The memory stabbed deeper when she thought of the bakery itself.
Bluebell Bakes.
Even the name felt tender now. It wasn't just a shop. It wasn't just a building. It was her grandmother's voice humming old songs as she measured flour with careful hands. It was her grandmother's laugh echoing through the kitchen, warm and full, telling Elin that mistakes in baking were just invitations to try again. It was the metal kneading board worn smooth from decades of use, the smell of the oven that never heated evenly but somehow always produced perfect loaves, the handwritten recipe cards smudged with chocolate and time.
It was home. A real one. The only one she had left.
Elin's breath hitched, and she lowered her hands slowly, tears clinging to her lashes. Her voice trembled as she tried to explain, to make Axton understand the depth of the wound.
"It wasn't just a shop," she said softly, but the emotion in her words made them resonate through the room. "It was Grandma's hands guiding mine when I was little. It was her voice telling me that baking could fix any bad day if you were patient with the dough. It was the smell of the ovens, the sound of the early-morning deliveries, the pride of unlocking the door before sunrise and knowing it was ours."
She pressed a hand to her chest as if trying to hold herself together. "When she died, that bakery was all I had left of her. Every recipe, every tool, every stain on the countertop—it was her legacy. And I kept it alive. I built it back up. I made it something she would have been proud of." Her voice broke, splitting on the final word.
She curled forward, elbows on her knees, fighting the wave of nausea rising in her throat. "And I risked it. I willingly walked into a plan that put it in danger. I let that man walk into my safe place and stand where she once stood. I let him get close. I let him make me question whether everything she gave me could be ripped away in a single heartbeat."
The memories swarmed: Sebastian's sneer, his hand brushing her arm, the implied threat, the glee he took in watching her fear.

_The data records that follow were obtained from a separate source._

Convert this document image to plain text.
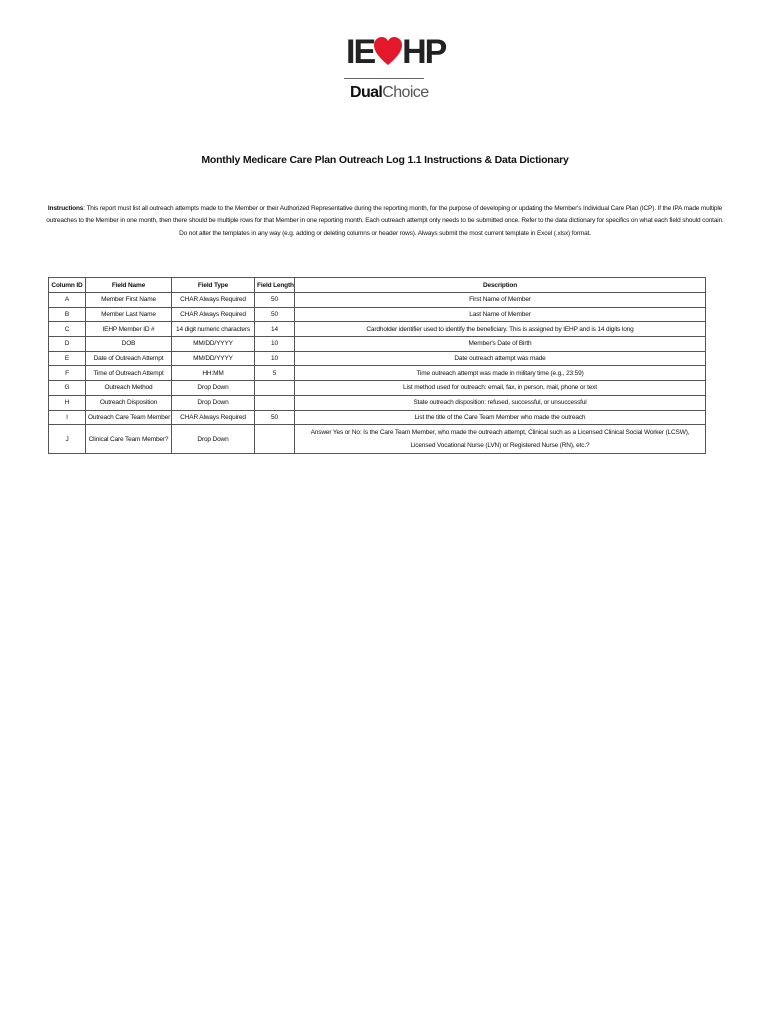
IE HP
DualChoice
Monthly Medicare Care Plan Outreach Log 1.1 Instructions & Data Dictionary
Instructions: This report must list all outreach attempts made to the Member or their Authorized Representative during the reporting month, for the purpose of developing or updating the Member's Individual Care Plan (ICP). If the IPA made multiple outreaches to the Member in one month, then there should be multiple rows for that Member in one reporting month. Each outreach attempt only needs to be submitted once. Refer to the data dictionary for specifics on what each field should contain. Do not alter the templates in any way (e.g. adding or deleting columns or header rows). Always submit the most current template in Excel (.xlsx) format.
Column ID	Field Name	Field Type	Field Length	Description
A	Member First Name	CHAR Always Required	50	First Name of Member
B	Member Last Name	CHAR Always Required	50	Last Name of Member
C	IEHP Member ID #	14 digit numeric characters	14	Cardholder identifier used to identify the beneficiary. This is assigned by IEHP and is 14 digits long
D	DOB	MM/DD/YYYY	10	Member's Date of Birth
E	Date of Outreach Attempt	MM/DD/YYYY	10	Date outreach attempt was made
F	Time of Outreach Attempt	HH:MM	5	Time outreach attempt was made in military time (e.g., 23:59)
G	Outreach Method	Drop Down		List method used for outreach: email, fax, in person, mail, phone or text
H	Outreach Disposition	Drop Down		State outreach disposition: refused, successful, or unsuccessful
I	Outreach Care Team Member	CHAR Always Required	50	List the title of the Care Team Member who made the outreach
J	Clinical Care Team Member?	Drop Down		Answer Yes or No: Is the Care Team Member, who made the outreach attempt, Clinical such as a Licensed Clinical Social Worker (LCSW), Licensed Vocational Nurse (LVN) or Registered Nurse (RN), etc.?
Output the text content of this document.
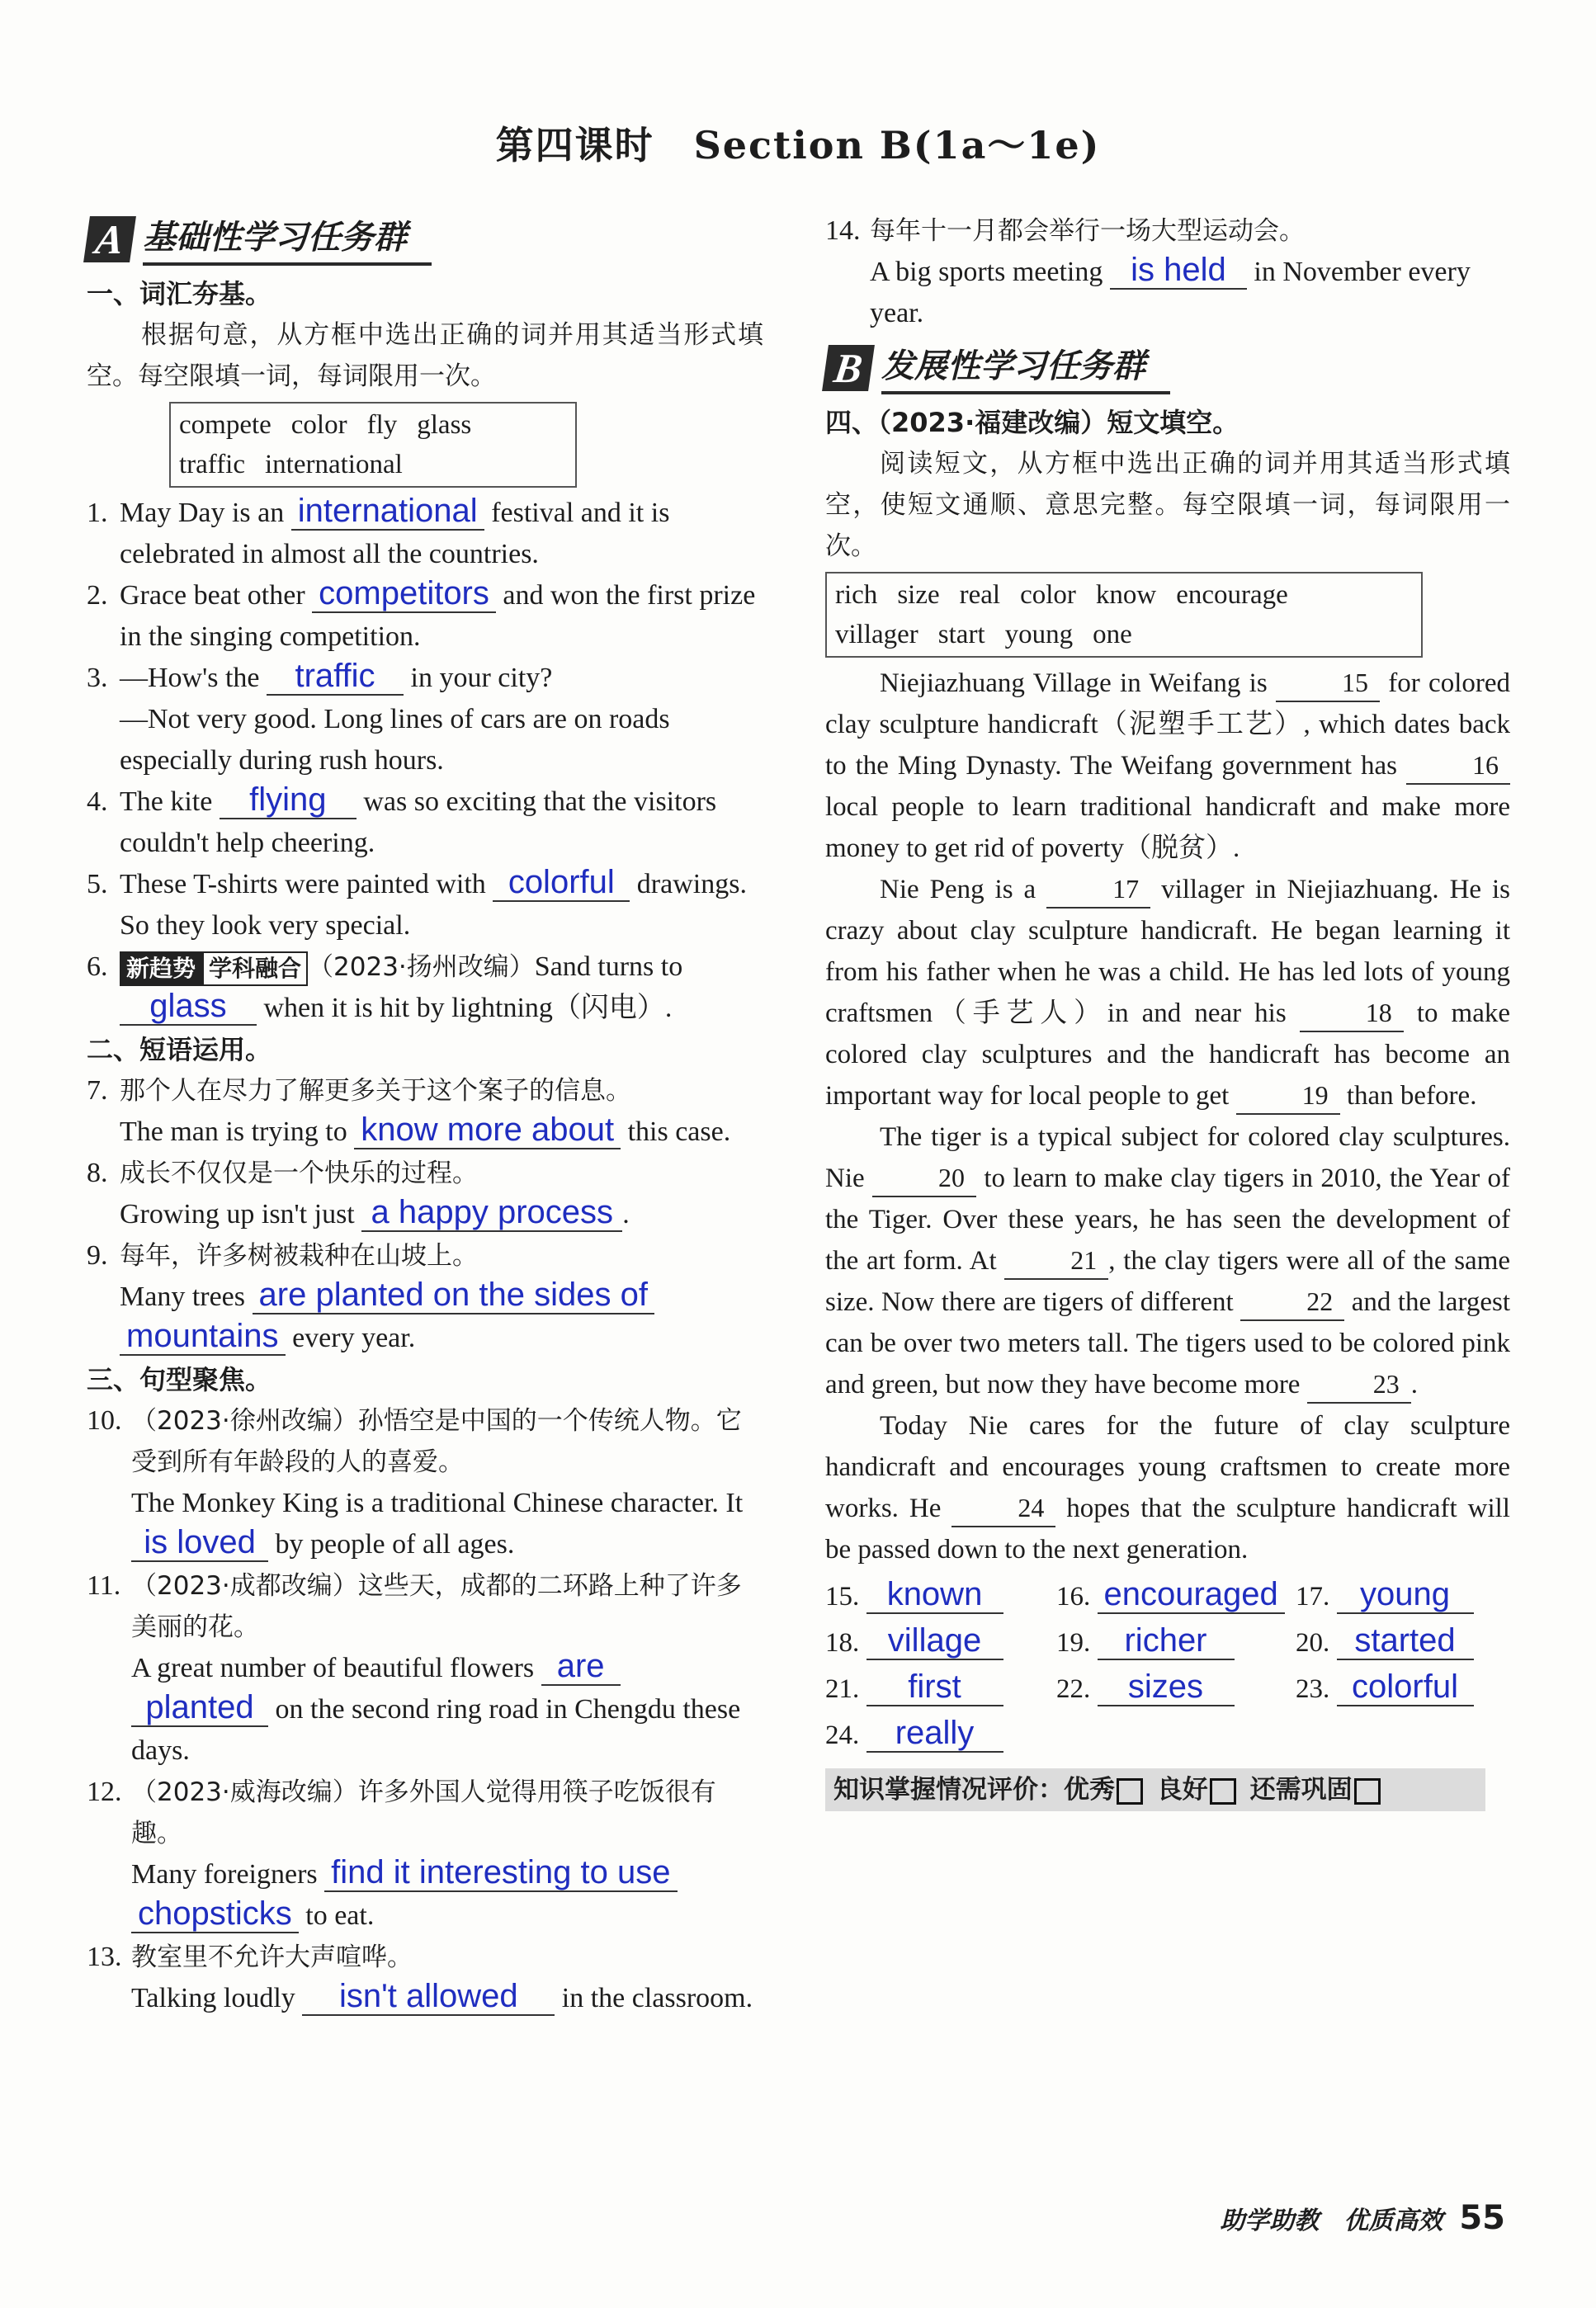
第四课时　Section B(1a～1e)
A 基础性学习任务群
一、词汇夯基。

根据句意，从方框中选出正确的词并用其适当形式填空。每空限填一词，每词限用一次。

compete color fly glass
traffic international
1. May Day is an international festival and it is celebrated in almost all the countries.
2. Grace beat other competitors and won the first prize in the singing competition.
3. —How's the traffic in your city?
—Not very good. Long lines of cars are on roads especially during rush hours.
4. The kite flying was so exciting that the visitors couldn't help cheering.
5. These T-shirts were painted with colorful drawings. So they look very special.
6. 新趋势 学科融合 （2023·扬州改编）Sand turns to glass when it is hit by lightning（闪电）.
二、短语运用。
7. 那个人在尽力了解更多关于这个案子的信息。
The man is trying to know more about this case.
8. 成长不仅仅是一个快乐的过程。
Growing up isn't just a happy process .
9. 每年，许多树被栽种在山坡上。
Many trees are planted on the sides of
mountains every year.
三、句型聚焦。
10. （2023·徐州改编）孙悟空是中国的一个传统人物。它受到所有年龄段的人的喜爱。
The Monkey King is a traditional Chinese character. It is loved by people of all ages.
11. （2023·成都改编）这些天，成都的二环路上种了许多美丽的花。
A great number of beautiful flowers are
planted on the second ring road in Chengdu these days.
12. （2023·威海改编）许多外国人觉得用筷子吃饭很有趣。
Many foreigners find it interesting to use
chopsticks to eat.
13. 教室里不允许大声喧哗。
Talking loudly isn't allowed in the classroom.
14. 每年十一月都会举行一场大型运动会。
A big sports meeting is held in November every year.
B 发展性学习任务群
四、（2023·福建改编）短文填空。

阅读短文，从方框中选出正确的词并用其适当形式填空，使短文通顺、意思完整。每空限填一词，每词限用一次。

rich size real color know encourage
villager start young one

Niejiazhuang Village in Weifang is	15 for colored clay sculpture handicraft（泥塑手工艺）, which dates back to the Ming Dynasty. The Weifang government has	16 local people to learn traditional handicraft and make more money to get rid of poverty（脱贫）.

Nie Peng is a	17 villager in Niejiazhuang. He is crazy about clay sculpture handicraft. He began learning it from his father when he was a child. He has led lots of young craftsmen（手艺人）in and near his	18 to make colored clay sculptures and the handicraft has become an important way for local people to get	19 than before.

The tiger is a typical subject for colored clay sculptures. Nie	20 to learn to make clay tigers in 2010, the Year of the Tiger. Over these years, he has seen the development of the art form. At	21 , the clay tigers were all of the same size. Now there are tigers of different	22 and the largest can be over two meters tall. The tigers used to be colored pink and green, but now they have become more	23 .

Today Nie cares for the future of clay sculpture handicraft and encourages young craftsmen to create more works. He	24 hopes that the sculpture handicraft will be passed down to the next generation.

15. known	16. encouraged 17. young
18. village	19. richer	20. started
21. first	22. sizes	23. colorful
24. really
知识掌握情况评价：优秀 良好 还需巩固
助学助教　优质高效 55
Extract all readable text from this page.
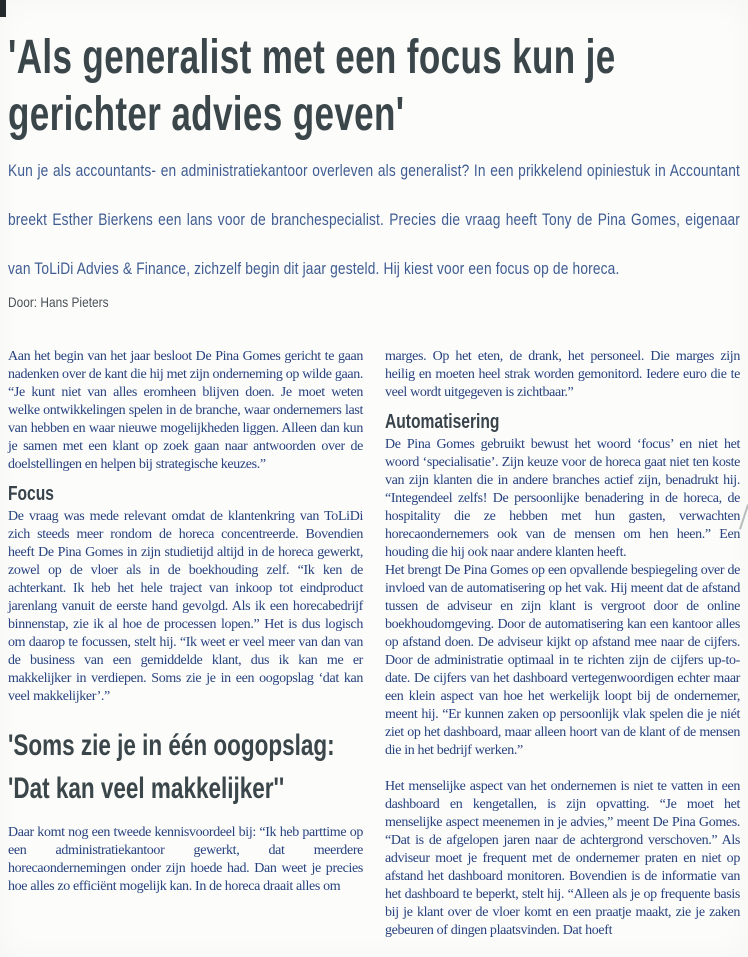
'Als generalist met een focus kun je
gerichter advies geven'

Kun je als accountants- en administratiekantoor overleven als generalist? In een prikkelend opiniestuk in Accountant breekt Esther Bierkens een lans voor de branchespecialist. Precies die vraag heeft Tony de Pina Gomes, eigenaar van ToLiDi Advies & Finance, zichzelf begin dit jaar gesteld. Hij kiest voor een focus op de horeca.

Door: Hans Pieters

Aan het begin van het jaar besloot De Pina Gomes gericht te gaan nadenken over de kant die hij met zijn onderneming op wilde gaan. “Je kunt niet van alles eromheen blijven doen. Je moet weten welke ontwikkelingen spelen in de branche, waar ondernemers last van hebben en waar nieuwe mogelijkheden liggen. Alleen dan kun je samen met een klant op zoek gaan naar antwoorden over de doelstellingen en helpen bij strategische keuzes.”

Focus

De vraag was mede relevant omdat de klantenkring van ToLiDi zich steeds meer rondom de horeca concentreerde. Bovendien heeft De Pina Gomes in zijn studietijd altijd in de horeca gewerkt, zowel op de vloer als in de boekhouding zelf. “Ik ken de achterkant. Ik heb het hele traject van inkoop tot eindproduct jarenlang vanuit de eerste hand gevolgd. Als ik een horecabedrijf binnenstap, zie ik al hoe de processen lopen.” Het is dus logisch om daarop te focussen, stelt hij. “Ik weet er veel meer van dan van de business van een gemiddelde klant, dus ik kan me er makkelijker in verdiepen. Soms zie je in een oogopslag ‘dat kan veel makkelijker’.”

'Soms zie je in één oogopslag:
'Dat kan veel makkelijker''

Daar komt nog een tweede kennisvoordeel bij: “Ik heb parttime op een administratiekantoor gewerkt, dat meerdere horecaondernemingen onder zijn hoede had. Dan weet je precies hoe alles zo efficiënt mogelijk kan. In de horeca draait alles om

marges. Op het eten, de drank, het personeel. Die marges zijn heilig en moeten heel strak worden gemonitord. Iedere euro die te veel wordt uitgegeven is zichtbaar.”

Automatisering

De Pina Gomes gebruikt bewust het woord ‘focus’ en niet het woord ‘specialisatie’. Zijn keuze voor de horeca gaat niet ten koste van zijn klanten die in andere branches actief zijn, benadrukt hij. “Integendeel zelfs! De persoonlijke benadering in de horeca, de hospitality die ze hebben met hun gasten, verwachten horecaondernemers ook van de mensen om hen heen.” Een houding die hij ook naar andere klanten heeft.

Het brengt De Pina Gomes op een opvallende bespiegeling over de invloed van de automatisering op het vak. Hij meent dat de afstand tussen de adviseur en zijn klant is vergroot door de online boekhoudomgeving. Door de automatisering kan een kantoor alles op afstand doen. De adviseur kijkt op afstand mee naar de cijfers. Door de administratie optimaal in te richten zijn de cijfers up-to-date. De cijfers van het dashboard vertegenwoordigen echter maar een klein aspect van hoe het werkelijk loopt bij de ondernemer, meent hij. “Er kunnen zaken op persoonlijk vlak spelen die je niét ziet op het dashboard, maar alleen hoort van de klant of de mensen die in het bedrijf werken.”

Het menselijke aspect van het ondernemen is niet te vatten in een dashboard en kengetallen, is zijn opvatting. “Je moet het menselijke aspect meenemen in je advies,” meent De Pina Gomes. “Dat is de afgelopen jaren naar de achtergrond verschoven.” Als adviseur moet je frequent met de ondernemer praten en niet op afstand het dashboard monitoren. Bovendien is de informatie van het dashboard te beperkt, stelt hij. “Alleen als je op frequente basis bij je klant over de vloer komt en een praatje maakt, zie je zaken gebeuren of dingen plaatsvinden. Dat hoeft
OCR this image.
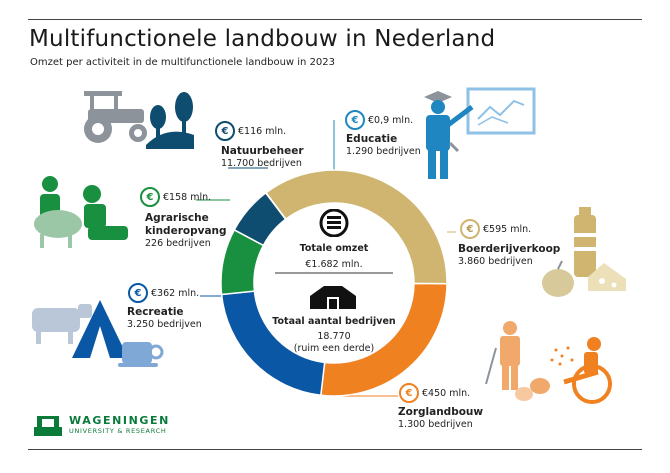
Multifunctionele landbouw in Nederland
Omzet per activiteit in de multifunctionele landbouw in 2023
Totale omzet
€1.682 mln.
Totaal aantal bedrijven
18.770
(ruim een derde)
€	€116 mln.
Natuurbeheer
11.700 bedrijven
€	€0,9 mln.
Educatie
1.290 bedrijven
€	€595 mln.
Boerderijverkoop
3.860 bedrijven
€	€450 mln.
Zorglandbouw
1.300 bedrijven
€	€362 mln.
Recreatie
3.250 bedrijven
€	€158 mln.
Agrarische
kinderopvang
226 bedrijven
WAGENINGEN
UNIVERSITY & RESEARCH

It made her stomach twist.
"I was so terrified," she whispered. "Not just of him. But of losing her. Losing... everything."
Axton lowered himself beside her chair, keeping a careful distance. His eyes were serious, filled with concern, but he didn't reach for her, respecting the space she needed.
"Elin," he said gently, his voice calm but firm, carrying the weight of someone who refused to let panic take hold. "Look at me. I need you to hear this because it is real. The bakery is safe. I own the building. Everything is held in a trust that cannot be touched. The sale is completed. The demolition threat that haunted you, the one that made every step you took feel like walking on glass, it is gone. Sebastian has nothing. The building is empty to him. He cannot hurt it, and he cannot hurt you through it."
He let her take a breath before continuing.
"Your grandma's legacy is protected. You defended it with everything you had. You didn't lose anything. You didn't fail—you won. You faced someone who tried to manipulate you and you came through stronger."
He paused, letting the words sink in. "The charade is over. The deception is done. You can be angry, scared, anything you need to feel, but you don't have to fear the consequences. I made sure there aren't any."